Should this include a C preprocessor? A lot of assembly files in the wild (.S) are written with the assumption that they'll be run through one.

Yes I think so. Aro implements a C preprocessor.

Is a RISC-V assembler in the scope of this issue?

Is a RISC-V assembler in the scope of this issue?

Yes, all targets that Zig supports are in the scope of this issue.

I'm already writing a RISC-V assembler to make my own project independent of GCC/LLVM because there are absolutely no others out there, so I'd love to help with the same here. However, it's in C++ and I don't know any Zig, so porting might be the best strategy. Here's a direct link to it: https://github.com/Slackadays/Chata/blob/main/libchata/src/assembler.cpp

Yes I think so. Aro implements a C preprocessor.

But this would have implications for whether the assembler is in-tree or in a separate repo like ziglang/translate-c, right?

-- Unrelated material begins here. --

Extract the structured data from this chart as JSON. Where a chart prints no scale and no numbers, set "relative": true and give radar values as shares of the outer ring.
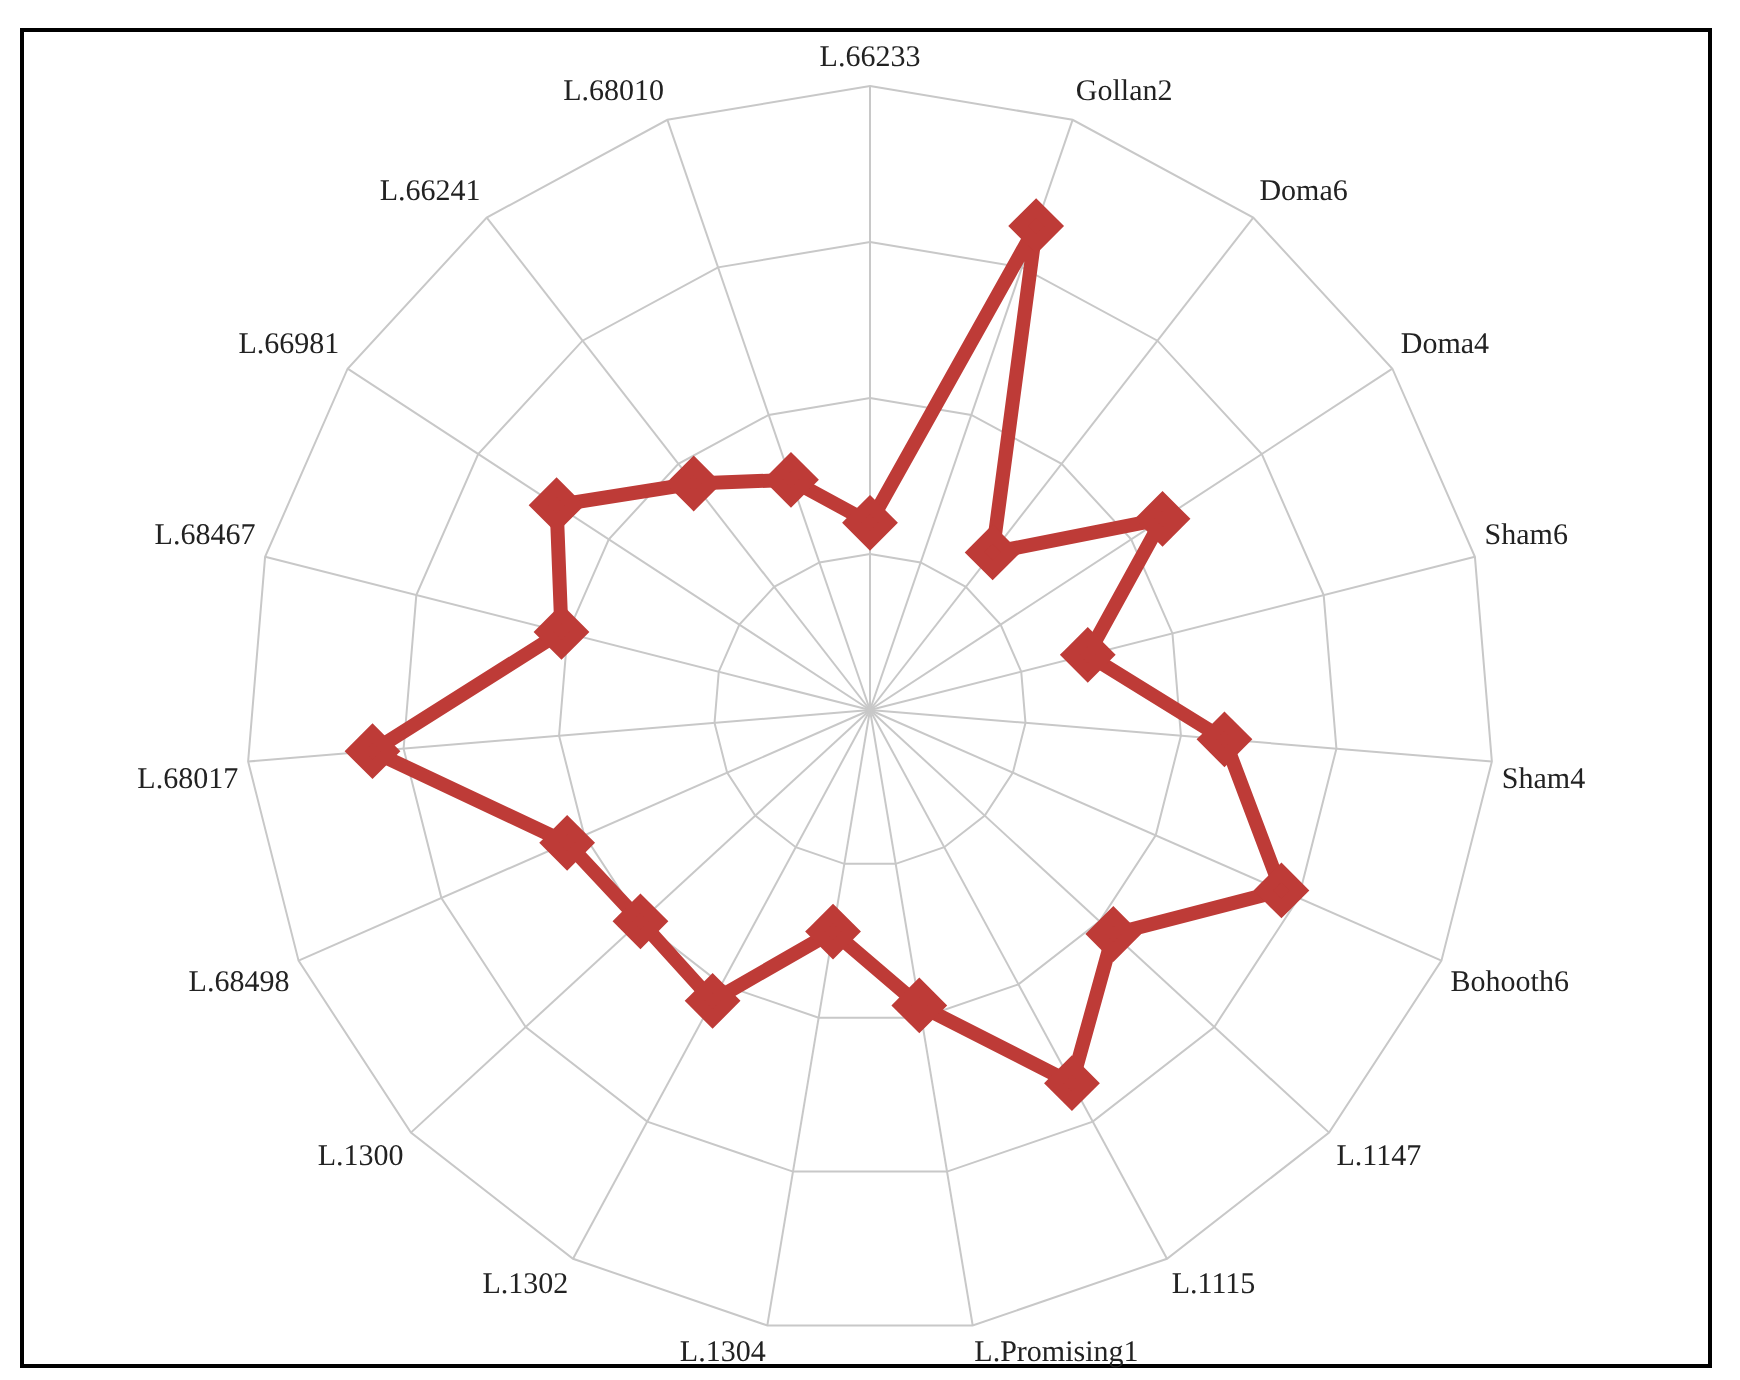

What's the thinking there?

But this would have implications for whether the assembler is in-tree or in a separate repo like ziglang/translate-c, right? What's the thinking there?

Why would this matter? The preprocessor could easily be its own thing since it doesn't actually need to know any C, just the C preprocessor language. Then, the assembler could choose to use it or not depending on the input file, and all's good.

It matters because Aro (and its preprocessor) is not going to keep being an in-tree dependency.

So let's assume Aro is no longer an in-tree dependency. Then it is now a separate repo, which doesn't change anything because Aro's preprocessor can be its own binary or library, say zigcpp for Zig C PreProcessor. At this point, whether the preprocessor is a binary or library is merely an implementation detail because it doesn't change the end result. But since the preprocessor isn't something users typically run on their own it might be simpler to just have it as a separate library.

I've just pushed the sans-aro branch. I hope that helps to provide guidance to this discussion.

Thanks, that's helpful. Seems like a reasonable direction.

Assemblers can start as independent processes (lib/compiler/foo.zig) and then we can determine how to integrate them into new inline assembly (#10761).

They should parse into MIR and use the common MIR lowering code because that will be the method of integration with the compiler.

Instruction data (i.e. arch/x86_64/encodings.zig) should take advantage of ZON as soon as possible (#20271) since it will provide a faster and more memory efficient representation than a large zig source file with the same data.

They should parse into MIR and use the common MIR lowering code because that will be the method of integration with the compiler.

Hmm, I don't know if I agree that MIR is at the right level of abstraction for this - at least as it is today.

For inline assembly, it's probably fine, since we likely don't want to allow a lot of the nonsense that you can get away with in GCC-style inline assembly. I imagine that for #10761, for the most part, we will want to limit inline assembly to just machine code and data embedded directly in between instructions.

But for a full assembler, you're kind of in crazy land. You can be emitting machine code in a function and then do .pushsection into some completely unrelated section, emit whatever into it, do .popsection, and go right back to emitting machine code where you were previously. And of course, you can manipulate symbol state like ELF visibility at any point. (You might enjoy reading this page.)

As I understand it, MIR currently has a function view, but a full assembler really needs a whole-object view, and it doesn't seem to me like MIR is the right tool for the job.